In the simplest terms, gender inclusive bathrooms are bathrooms that are not separated by gender and they are most often seen in homes or residence hall rooms.
However, this is not the case in many places, which poses a major problem for those who identify along the LGBTQ spectrum as transgender or gender non-conforming. By making the change to gender inclusive restrooms on our campus and elsewhere, these individuals can and will feel more comfortable.
Picture a transgender or gender non-conforming individual standing in front of two restroom signs. One says men and the other women, but they do not know which one to enter. This difficult decision leads many people to not enter either restroom, forcing them to wait until they either find an inclusive bathroom or to use their private bathroom when they finally get home.
That’s because choosing the “wrong” door can lead to harsh consequences. In a study done at UCLA, 68 percent of transgender and gender non-conforming respondents have experienced some sort of verbal harassment and nine percent have experienced some form of physical assault when accessing or using gender-segregated public restrooms. This would not be a problem if there was just one option and one door or two doors with the same sign on both.
Though the need for such restrooms seems obvious, some have expressed concerns. Many believe that inclusive bathrooms could result in an increased amount of sexual assaults.
However, if you think about it, how much time do you spend in the bathroom? Everyone is there to do the same thing and then leave. This is not a part-time study room or a place where people sit and talk. It’s just a bathroom.
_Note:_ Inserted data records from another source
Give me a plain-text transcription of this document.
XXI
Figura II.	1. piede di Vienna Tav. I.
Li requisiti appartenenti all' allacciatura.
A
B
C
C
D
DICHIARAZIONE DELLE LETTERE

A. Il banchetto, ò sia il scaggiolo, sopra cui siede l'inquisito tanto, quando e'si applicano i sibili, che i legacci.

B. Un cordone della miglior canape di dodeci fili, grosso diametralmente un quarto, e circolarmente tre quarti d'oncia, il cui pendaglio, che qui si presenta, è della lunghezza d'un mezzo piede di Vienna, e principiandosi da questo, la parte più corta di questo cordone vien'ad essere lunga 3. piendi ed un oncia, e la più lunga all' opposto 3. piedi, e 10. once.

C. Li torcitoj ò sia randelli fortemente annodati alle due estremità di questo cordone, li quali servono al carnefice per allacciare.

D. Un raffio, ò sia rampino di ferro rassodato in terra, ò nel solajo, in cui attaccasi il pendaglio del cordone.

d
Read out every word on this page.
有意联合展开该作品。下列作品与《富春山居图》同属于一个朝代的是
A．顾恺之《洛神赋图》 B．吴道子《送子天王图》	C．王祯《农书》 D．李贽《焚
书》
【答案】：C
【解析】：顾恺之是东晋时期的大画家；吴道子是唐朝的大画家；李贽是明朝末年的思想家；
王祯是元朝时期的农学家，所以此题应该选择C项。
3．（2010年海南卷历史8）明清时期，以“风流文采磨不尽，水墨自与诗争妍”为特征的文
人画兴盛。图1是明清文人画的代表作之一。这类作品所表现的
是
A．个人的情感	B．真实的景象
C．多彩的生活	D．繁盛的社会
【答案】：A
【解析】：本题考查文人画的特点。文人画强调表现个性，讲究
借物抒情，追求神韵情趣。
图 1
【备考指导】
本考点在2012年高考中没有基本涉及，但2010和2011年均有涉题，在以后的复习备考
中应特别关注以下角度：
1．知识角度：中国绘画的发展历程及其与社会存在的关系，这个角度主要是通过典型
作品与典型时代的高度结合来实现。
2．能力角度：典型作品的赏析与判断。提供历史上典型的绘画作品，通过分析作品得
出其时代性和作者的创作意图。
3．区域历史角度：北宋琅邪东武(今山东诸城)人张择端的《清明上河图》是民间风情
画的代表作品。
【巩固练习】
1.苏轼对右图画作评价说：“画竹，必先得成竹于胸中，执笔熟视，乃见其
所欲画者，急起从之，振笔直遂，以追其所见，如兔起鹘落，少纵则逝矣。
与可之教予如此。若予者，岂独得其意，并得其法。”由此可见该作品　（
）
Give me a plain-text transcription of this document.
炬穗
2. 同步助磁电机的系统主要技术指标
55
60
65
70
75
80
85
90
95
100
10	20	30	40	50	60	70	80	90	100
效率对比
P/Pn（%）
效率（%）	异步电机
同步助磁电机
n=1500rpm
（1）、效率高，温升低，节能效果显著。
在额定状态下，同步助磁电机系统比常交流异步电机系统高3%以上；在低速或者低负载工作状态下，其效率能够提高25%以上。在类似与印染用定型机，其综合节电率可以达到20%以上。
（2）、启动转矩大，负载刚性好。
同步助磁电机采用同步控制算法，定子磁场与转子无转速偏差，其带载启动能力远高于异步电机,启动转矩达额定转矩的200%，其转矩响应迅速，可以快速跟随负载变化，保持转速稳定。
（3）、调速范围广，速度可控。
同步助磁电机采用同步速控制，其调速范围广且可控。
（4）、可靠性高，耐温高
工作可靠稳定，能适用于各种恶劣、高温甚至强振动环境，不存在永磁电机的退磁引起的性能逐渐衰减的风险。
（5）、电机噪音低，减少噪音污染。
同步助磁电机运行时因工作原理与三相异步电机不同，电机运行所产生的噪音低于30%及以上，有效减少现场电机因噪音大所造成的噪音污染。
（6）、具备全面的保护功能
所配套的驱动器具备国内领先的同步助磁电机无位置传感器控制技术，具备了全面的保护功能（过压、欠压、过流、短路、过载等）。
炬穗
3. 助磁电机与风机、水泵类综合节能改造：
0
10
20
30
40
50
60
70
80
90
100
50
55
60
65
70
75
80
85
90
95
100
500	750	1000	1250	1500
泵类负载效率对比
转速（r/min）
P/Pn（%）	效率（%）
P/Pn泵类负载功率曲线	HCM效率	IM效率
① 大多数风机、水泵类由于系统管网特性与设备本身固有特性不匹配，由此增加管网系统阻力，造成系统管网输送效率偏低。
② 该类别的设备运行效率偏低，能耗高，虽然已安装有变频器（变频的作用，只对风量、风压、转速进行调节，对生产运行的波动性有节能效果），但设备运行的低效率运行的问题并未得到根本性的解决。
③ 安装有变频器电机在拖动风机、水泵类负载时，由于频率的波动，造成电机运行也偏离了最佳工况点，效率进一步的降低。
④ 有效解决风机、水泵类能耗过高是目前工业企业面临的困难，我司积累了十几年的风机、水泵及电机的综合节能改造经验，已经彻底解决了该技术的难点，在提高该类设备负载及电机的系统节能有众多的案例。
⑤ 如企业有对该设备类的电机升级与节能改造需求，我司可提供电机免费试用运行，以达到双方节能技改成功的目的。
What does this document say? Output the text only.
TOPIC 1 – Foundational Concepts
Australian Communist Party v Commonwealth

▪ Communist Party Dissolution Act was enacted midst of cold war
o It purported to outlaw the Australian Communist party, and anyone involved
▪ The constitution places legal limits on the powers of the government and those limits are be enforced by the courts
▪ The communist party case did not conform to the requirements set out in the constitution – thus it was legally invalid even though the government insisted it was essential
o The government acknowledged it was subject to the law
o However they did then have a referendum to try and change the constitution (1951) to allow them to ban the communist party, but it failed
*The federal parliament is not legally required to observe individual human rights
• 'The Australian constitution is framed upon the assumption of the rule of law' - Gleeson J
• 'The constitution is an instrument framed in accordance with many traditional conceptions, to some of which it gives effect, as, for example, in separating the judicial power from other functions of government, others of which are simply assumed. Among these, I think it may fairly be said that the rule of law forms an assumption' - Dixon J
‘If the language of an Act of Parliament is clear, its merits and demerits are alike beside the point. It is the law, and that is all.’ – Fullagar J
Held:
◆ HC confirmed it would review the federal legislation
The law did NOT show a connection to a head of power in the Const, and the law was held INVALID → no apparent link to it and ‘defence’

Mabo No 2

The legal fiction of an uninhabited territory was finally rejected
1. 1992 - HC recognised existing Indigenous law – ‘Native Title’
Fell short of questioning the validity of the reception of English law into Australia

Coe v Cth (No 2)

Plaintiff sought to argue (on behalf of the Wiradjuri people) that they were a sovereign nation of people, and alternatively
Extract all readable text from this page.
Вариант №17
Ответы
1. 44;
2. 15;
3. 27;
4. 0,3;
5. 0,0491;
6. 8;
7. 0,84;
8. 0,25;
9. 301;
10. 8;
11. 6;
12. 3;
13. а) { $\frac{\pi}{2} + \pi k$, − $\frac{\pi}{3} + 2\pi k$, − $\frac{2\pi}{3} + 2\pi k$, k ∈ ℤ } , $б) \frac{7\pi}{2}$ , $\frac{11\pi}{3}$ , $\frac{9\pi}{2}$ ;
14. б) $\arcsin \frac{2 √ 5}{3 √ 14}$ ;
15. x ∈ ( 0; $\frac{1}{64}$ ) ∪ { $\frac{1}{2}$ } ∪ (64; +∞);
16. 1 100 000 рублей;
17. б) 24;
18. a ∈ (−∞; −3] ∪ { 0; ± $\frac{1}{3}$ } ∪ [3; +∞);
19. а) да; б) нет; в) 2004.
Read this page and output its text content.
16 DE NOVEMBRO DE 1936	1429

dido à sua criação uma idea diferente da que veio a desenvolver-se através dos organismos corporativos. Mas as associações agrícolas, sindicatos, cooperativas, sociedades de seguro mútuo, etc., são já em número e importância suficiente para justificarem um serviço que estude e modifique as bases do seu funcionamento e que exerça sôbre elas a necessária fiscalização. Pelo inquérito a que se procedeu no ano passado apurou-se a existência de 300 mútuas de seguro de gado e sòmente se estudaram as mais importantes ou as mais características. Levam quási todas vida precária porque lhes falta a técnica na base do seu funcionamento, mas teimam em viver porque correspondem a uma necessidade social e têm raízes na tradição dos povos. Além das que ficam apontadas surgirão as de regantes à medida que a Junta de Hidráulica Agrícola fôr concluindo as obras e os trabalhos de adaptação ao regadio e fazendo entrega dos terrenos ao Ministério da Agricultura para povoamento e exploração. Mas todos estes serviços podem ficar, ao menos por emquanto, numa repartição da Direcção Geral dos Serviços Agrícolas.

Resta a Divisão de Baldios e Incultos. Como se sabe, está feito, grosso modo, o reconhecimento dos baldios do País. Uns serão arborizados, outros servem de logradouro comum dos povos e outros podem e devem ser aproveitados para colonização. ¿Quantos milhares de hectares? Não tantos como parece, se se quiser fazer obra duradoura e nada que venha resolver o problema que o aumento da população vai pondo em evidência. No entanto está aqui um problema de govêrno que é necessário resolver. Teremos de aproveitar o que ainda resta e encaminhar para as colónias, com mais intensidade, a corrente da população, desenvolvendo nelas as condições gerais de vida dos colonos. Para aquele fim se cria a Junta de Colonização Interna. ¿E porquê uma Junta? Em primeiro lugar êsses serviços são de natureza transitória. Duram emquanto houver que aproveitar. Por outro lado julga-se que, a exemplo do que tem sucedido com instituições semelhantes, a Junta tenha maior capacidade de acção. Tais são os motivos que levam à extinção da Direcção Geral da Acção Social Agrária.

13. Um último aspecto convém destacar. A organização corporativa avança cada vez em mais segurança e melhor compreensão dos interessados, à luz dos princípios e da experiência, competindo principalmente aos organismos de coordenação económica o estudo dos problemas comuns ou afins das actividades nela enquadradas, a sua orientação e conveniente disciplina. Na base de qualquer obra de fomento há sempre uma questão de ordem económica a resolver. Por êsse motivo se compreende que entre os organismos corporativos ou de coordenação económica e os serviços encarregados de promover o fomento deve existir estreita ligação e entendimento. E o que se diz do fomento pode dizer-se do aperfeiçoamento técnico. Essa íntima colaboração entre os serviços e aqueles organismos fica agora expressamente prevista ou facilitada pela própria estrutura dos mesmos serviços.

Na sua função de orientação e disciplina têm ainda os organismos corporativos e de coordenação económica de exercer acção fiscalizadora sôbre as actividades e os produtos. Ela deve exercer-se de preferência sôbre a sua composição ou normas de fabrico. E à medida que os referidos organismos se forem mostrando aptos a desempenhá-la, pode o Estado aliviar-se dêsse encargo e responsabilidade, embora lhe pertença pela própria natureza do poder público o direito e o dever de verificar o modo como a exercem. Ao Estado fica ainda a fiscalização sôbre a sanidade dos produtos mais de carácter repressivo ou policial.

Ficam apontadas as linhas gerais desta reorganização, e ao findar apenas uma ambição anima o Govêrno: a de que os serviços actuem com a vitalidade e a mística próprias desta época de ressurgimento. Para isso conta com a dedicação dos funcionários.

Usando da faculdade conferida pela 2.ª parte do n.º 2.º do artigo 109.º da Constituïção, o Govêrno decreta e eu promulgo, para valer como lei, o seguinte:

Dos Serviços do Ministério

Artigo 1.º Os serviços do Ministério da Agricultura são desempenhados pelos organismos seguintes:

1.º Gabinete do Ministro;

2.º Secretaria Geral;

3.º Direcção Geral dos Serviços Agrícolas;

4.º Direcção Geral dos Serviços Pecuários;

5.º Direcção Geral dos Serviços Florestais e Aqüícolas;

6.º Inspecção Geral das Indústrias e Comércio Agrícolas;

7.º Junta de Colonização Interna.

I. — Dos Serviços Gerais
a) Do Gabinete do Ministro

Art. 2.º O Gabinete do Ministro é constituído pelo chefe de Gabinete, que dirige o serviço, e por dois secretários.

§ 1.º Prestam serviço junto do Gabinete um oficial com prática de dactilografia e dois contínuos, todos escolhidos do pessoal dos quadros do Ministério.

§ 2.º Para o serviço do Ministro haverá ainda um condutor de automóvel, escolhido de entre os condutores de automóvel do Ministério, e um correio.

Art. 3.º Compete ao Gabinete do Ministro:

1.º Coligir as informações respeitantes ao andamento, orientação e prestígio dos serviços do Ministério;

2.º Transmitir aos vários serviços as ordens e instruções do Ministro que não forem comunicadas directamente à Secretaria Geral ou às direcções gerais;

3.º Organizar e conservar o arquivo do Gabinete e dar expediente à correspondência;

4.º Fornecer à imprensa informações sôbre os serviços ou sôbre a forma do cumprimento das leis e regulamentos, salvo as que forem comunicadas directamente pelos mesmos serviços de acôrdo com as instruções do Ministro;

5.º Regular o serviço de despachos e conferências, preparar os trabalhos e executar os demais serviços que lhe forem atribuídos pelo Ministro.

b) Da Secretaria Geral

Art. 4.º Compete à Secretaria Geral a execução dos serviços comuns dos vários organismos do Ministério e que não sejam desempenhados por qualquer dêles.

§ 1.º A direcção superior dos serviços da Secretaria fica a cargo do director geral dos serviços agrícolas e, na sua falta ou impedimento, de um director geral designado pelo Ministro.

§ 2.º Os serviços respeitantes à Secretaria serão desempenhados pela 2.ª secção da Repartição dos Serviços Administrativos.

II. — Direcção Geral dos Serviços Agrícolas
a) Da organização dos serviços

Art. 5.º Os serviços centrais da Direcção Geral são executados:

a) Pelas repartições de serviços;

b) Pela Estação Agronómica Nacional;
Today, nearly everything has gender labels. From clothes to toys to colors, nothing seems to be exempt. Gender is hard for people to understand and the idea that some people don’t conform to binary genders can be baffling to some.
However, while it may be confusing, it does not invalidate the very real experiences of others. If positive change can be made by simply removing the signs on bathroom doors, then it should be done.
As we continue to remember the deaths of 271 transgender individuals since last October, we must realize changes as small as gender inclusive bathrooms have the ability to make a world of difference for these individuals.